Of Interest to Private Service Professionals

The Private Service Mindset

Private service can be a satisfying and rewarding career. When knowledge and skills along with a great service mindset are applied in a home here there is mutual respect from the employer, than you have arrived in a special place in our profession.

Being a professional in any of the private service job titles involves more than pushing a vacuum cleaner, planning a party, or managing vendors. Knowledge gained from proper mindset, as well as your study and experience in a wide range of situations, is what builds professional value.

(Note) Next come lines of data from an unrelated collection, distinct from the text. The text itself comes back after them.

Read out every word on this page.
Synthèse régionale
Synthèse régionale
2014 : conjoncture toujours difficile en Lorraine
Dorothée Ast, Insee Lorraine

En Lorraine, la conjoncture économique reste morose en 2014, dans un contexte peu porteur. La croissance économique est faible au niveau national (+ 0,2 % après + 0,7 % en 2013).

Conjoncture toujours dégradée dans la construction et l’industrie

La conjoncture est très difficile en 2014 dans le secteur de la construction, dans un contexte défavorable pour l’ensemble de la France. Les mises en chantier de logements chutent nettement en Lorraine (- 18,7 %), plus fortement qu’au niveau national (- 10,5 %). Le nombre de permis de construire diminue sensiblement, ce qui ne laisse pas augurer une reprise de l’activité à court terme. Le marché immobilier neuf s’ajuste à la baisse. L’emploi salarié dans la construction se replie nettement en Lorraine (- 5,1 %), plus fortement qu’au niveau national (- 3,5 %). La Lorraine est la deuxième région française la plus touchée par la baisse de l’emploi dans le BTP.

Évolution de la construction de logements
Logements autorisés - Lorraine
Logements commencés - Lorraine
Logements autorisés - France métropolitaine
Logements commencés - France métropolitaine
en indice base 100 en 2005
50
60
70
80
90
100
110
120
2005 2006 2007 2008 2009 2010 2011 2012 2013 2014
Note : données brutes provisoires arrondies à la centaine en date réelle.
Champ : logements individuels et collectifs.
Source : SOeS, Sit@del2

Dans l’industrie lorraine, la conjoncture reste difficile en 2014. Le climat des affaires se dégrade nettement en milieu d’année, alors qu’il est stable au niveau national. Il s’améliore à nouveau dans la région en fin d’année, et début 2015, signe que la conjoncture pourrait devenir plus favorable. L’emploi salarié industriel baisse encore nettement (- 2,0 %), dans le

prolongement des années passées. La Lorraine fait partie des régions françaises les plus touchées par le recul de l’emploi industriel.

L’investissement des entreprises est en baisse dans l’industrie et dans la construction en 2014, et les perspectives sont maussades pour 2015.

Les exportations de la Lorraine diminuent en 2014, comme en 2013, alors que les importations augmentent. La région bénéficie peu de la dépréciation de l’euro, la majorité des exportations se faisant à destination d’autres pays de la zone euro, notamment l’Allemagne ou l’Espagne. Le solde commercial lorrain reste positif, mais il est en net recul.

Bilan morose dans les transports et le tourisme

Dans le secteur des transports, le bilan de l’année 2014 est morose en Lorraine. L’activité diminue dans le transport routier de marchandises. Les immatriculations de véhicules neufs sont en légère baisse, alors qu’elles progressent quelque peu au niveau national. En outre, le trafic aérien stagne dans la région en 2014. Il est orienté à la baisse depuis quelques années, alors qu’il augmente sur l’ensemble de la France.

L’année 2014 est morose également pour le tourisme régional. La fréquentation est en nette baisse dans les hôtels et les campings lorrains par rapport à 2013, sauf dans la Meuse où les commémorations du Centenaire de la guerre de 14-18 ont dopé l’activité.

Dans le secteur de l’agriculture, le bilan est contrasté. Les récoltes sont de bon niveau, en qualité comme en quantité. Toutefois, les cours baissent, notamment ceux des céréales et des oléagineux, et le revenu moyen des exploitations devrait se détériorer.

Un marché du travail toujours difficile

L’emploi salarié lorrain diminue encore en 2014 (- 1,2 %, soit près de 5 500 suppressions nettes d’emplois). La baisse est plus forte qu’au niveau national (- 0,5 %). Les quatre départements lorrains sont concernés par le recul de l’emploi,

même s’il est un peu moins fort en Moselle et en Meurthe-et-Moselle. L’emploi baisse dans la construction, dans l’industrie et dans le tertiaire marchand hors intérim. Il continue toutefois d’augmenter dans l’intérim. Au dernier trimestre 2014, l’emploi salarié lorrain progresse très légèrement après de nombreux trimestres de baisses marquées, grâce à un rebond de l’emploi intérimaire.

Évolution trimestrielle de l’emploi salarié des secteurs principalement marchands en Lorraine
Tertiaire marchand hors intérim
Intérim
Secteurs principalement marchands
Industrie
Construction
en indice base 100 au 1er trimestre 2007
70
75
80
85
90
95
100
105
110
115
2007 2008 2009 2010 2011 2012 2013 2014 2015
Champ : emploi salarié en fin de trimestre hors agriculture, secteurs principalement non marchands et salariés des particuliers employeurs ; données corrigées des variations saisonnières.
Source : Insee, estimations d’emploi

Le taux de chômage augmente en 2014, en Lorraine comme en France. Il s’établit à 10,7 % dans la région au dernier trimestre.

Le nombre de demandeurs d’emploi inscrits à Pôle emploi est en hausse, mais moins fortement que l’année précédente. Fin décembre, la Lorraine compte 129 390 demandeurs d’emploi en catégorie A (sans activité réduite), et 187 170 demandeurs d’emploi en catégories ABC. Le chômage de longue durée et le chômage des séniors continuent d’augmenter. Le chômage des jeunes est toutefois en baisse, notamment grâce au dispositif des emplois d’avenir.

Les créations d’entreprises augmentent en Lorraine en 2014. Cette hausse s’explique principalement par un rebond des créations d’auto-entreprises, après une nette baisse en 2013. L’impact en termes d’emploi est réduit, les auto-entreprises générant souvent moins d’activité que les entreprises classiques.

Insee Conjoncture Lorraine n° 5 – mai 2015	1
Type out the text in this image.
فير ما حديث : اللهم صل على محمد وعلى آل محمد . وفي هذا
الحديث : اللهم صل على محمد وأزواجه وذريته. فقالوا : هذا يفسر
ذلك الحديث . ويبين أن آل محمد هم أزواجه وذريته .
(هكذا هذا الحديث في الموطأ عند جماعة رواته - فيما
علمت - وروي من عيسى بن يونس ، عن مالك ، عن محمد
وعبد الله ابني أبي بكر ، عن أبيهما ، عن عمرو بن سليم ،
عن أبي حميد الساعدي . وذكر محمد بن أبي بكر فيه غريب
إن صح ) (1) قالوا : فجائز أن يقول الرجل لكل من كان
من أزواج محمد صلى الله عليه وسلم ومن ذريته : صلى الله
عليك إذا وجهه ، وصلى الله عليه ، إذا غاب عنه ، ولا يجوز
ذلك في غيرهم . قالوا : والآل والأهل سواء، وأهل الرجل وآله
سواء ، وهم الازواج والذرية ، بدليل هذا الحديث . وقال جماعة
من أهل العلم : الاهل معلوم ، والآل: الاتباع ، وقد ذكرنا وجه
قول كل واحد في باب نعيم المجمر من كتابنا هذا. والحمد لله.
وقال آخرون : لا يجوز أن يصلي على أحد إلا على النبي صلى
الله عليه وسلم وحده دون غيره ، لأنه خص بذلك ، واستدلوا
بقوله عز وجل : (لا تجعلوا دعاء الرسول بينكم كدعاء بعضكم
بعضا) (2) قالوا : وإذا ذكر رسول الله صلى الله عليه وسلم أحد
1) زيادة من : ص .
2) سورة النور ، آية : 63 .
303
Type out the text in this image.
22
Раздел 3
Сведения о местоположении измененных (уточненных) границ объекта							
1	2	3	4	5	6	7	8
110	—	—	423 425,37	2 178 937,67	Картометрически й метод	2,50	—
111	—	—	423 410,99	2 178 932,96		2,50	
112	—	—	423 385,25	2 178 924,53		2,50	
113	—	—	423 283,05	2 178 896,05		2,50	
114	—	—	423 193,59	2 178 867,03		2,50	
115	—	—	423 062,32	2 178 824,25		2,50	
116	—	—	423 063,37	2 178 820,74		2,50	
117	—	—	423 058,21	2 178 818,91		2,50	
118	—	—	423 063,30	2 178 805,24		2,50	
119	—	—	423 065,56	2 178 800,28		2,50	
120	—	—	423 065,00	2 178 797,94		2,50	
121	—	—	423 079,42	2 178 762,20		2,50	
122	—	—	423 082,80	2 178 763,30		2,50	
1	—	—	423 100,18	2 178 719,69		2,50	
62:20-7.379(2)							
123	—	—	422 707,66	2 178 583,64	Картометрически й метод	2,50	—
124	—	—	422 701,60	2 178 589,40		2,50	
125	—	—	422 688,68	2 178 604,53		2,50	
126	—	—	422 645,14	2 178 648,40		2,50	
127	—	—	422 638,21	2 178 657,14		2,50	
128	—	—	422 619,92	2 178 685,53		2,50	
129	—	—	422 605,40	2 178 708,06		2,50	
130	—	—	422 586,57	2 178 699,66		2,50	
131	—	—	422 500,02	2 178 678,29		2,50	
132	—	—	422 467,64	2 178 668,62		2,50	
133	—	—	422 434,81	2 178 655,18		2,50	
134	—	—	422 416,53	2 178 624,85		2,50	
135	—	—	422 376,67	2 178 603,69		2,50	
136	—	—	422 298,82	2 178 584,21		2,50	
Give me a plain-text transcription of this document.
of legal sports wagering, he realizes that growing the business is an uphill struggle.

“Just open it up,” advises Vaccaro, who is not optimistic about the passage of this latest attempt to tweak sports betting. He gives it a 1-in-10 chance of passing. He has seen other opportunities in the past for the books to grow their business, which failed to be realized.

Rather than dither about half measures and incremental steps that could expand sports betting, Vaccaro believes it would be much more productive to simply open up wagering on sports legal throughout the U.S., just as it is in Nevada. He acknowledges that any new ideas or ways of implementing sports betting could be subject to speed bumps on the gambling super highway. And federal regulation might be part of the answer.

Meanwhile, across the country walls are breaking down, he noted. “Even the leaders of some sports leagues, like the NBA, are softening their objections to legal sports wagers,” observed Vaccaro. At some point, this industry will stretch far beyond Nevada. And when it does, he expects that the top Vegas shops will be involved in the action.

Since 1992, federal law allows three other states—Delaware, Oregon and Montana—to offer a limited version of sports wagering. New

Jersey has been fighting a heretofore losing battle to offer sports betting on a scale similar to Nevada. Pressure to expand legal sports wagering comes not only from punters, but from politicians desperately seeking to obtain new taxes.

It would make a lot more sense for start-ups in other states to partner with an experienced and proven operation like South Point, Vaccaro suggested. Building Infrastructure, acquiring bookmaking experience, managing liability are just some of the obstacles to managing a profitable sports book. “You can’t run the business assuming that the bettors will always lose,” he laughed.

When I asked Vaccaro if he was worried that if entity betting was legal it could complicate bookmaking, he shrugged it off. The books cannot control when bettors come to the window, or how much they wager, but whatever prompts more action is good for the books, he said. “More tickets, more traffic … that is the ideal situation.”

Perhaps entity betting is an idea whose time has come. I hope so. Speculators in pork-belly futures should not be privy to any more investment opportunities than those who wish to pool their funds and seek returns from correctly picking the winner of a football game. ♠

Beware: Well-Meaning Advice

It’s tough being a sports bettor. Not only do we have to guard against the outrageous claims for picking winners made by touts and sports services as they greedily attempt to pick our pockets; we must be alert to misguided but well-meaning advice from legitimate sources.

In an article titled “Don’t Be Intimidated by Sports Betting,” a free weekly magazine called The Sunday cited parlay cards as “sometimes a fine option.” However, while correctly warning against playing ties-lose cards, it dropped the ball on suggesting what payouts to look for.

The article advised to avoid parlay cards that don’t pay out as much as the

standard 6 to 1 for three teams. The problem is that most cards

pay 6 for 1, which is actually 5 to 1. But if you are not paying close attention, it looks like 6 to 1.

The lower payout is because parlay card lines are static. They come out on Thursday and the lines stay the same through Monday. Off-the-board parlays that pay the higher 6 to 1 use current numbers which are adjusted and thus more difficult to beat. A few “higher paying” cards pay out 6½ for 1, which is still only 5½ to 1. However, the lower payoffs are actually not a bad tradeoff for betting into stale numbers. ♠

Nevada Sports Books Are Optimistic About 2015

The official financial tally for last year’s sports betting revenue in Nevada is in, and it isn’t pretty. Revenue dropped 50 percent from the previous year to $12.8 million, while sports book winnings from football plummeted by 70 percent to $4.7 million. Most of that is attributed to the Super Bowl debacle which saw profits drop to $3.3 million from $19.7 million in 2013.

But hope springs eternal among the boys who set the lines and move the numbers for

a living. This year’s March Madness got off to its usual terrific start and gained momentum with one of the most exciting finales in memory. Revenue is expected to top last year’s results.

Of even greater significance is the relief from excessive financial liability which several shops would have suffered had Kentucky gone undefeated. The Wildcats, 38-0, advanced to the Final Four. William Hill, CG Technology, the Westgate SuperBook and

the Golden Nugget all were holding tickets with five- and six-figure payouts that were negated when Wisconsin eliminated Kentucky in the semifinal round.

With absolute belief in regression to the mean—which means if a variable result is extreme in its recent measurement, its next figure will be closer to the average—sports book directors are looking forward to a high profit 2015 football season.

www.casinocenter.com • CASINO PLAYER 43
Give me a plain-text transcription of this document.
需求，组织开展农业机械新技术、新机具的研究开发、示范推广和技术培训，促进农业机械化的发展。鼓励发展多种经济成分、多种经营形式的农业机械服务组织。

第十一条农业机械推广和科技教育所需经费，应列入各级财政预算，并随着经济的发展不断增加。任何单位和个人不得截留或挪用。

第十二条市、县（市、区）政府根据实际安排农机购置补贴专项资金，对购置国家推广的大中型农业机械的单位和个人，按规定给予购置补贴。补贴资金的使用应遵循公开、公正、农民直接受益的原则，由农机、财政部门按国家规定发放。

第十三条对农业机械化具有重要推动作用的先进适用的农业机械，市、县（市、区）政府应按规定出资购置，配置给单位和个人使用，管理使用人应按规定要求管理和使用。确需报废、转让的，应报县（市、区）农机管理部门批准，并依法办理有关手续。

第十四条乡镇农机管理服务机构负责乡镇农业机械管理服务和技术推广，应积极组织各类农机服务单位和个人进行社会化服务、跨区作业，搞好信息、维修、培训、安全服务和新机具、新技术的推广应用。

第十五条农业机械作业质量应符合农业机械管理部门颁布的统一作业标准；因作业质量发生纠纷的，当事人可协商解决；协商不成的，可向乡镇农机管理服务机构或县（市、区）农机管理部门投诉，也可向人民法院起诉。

Here are habits related to mindset that successful private service professionals possess:

  • Having a helpful attitude, cooperative thinking, appreciation for routine, and methodical approach.
  • Trying to acquire a good understanding what the employer really expects of you and how they like their home to operate. Be willing to ask if necessary.
  • Having a confident and proud explanation of what you do at your job for family and friends, within confidentiality boundaries.
  • Being willing to help other staff without being asked.
  • Being willing to do extra for the employer- being anticipatory.
  • Being friendly not familiar.

Common private service situations which build experience. Be prepared to:

  • Learn how to handle various requests that might interfere with the plan of work.
  • Know what to do if there is not enough time to complete the work.
  • Understand and aid in the need for effective coordination with other staff.
  • Deal with malfunctioning equipment.
  • Deal with gossip and handling negativity by coworkers.
  • Deal with other staff not doing their part, observing others doing improper things.
  • Handling the emotional stress of perceived poor management.
  • Practice friendly not familiar-what employers don’t like and also what other employees don’t like.
  • Handle the inevitable laundry problems.
  • Be frustrated by the lack detailed workmanship and learn how to change that over time.
  • Graciously handle unexpected and sometimes unwanted efforts by other staff which may interfere with your efforts.
  • Deal with employer perceptions that obvious things are being left undone by others.
  • Understand poor work ethic- cell phone calling etc. inappropriate breaks, shopping trips that are too long or not efficiently planned.